Money is necessary for foundation
• Capital. "I believe you would need at least $20 million in any market," says Felice. "It is not an inexpensive proposition, and you need that money before you start building the foundation." DeMarco points to several physician-owned groups across the country that have run into financing obstacles.
"Raising capital is an ongoing process. Managed care enterprises eat up a lot of dollars quickly. Kansas [doctors] tried and faltered, Florida couldn’t raise enough money, Illinois couldn’t even raise enough for a feasibility study on the issue," DeMarco says.

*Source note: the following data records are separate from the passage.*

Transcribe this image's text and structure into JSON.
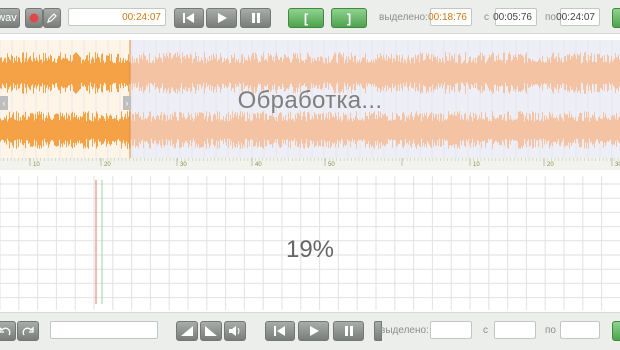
{
  "top_toolbar": {
    "format_label": "wav",
    "time_display": "00:24:07",
    "bracket_open": "[",
    "bracket_close": "]",
    "selected_label": "выделено:",
    "selected_value": "00:18:76",
    "from_label": "с",
    "from_value": "00:05:76",
    "to_label": "по",
    "to_value": "00:24:07"
  },
  "waveform": {
    "processing_text": "Обработка...",
    "played_progress": 0.21,
    "ruler_ticks": [
      "10",
      "20",
      "30",
      "40",
      "50",
      "1m",
      "10",
      "20",
      "30"
    ],
    "played_color": "#f5a246",
    "pending_color": "#f3c3a4"
  },
  "spectrogram": {
    "progress_percent": "19%"
  },
  "bottom_toolbar": {
    "selected_label": "выделено:",
    "from_label": "с",
    "to_label": "по"
  },
  "icons": [
    "record-icon",
    "pen-icon",
    "skip-back-icon",
    "play-icon",
    "pause-icon",
    "undo-icon",
    "redo-icon",
    "fade-in-icon",
    "fade-out-icon",
    "volume-icon"
  ]
}
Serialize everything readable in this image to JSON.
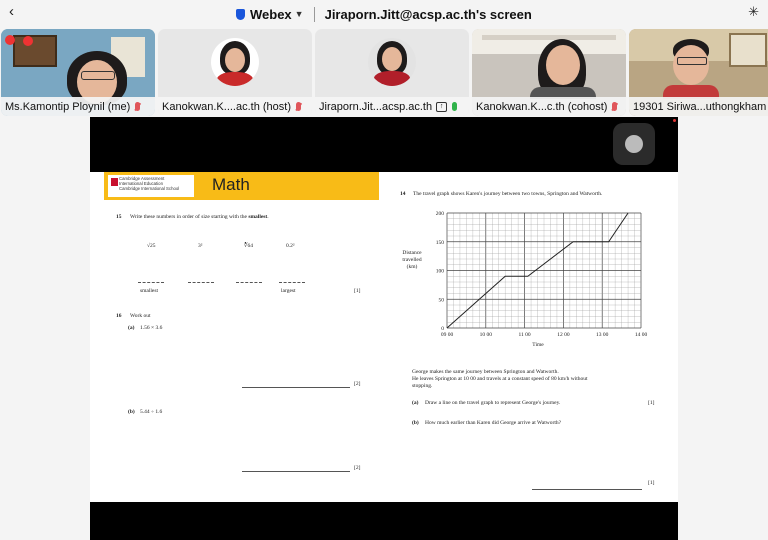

• Commitment. DeMarco says once you have all your physicians lined up and interested, the hard part is getting them to put up the money and stay committed. "In places where this has been successful statewide, you have unique demographics. Places like Connecticut and New Jersey have dense populations, focused physician clusters, employers and hospitals willing to be included, and facilitative governments," he says.
"It might be harder in some place like Pennsylvania, where Pittsburgh, Philadelphia, Allentown, and the rural countryside are completely different markets with completely different needs. You have to convince your country physicians that they can benefit from the same thing that their urban counterparts will."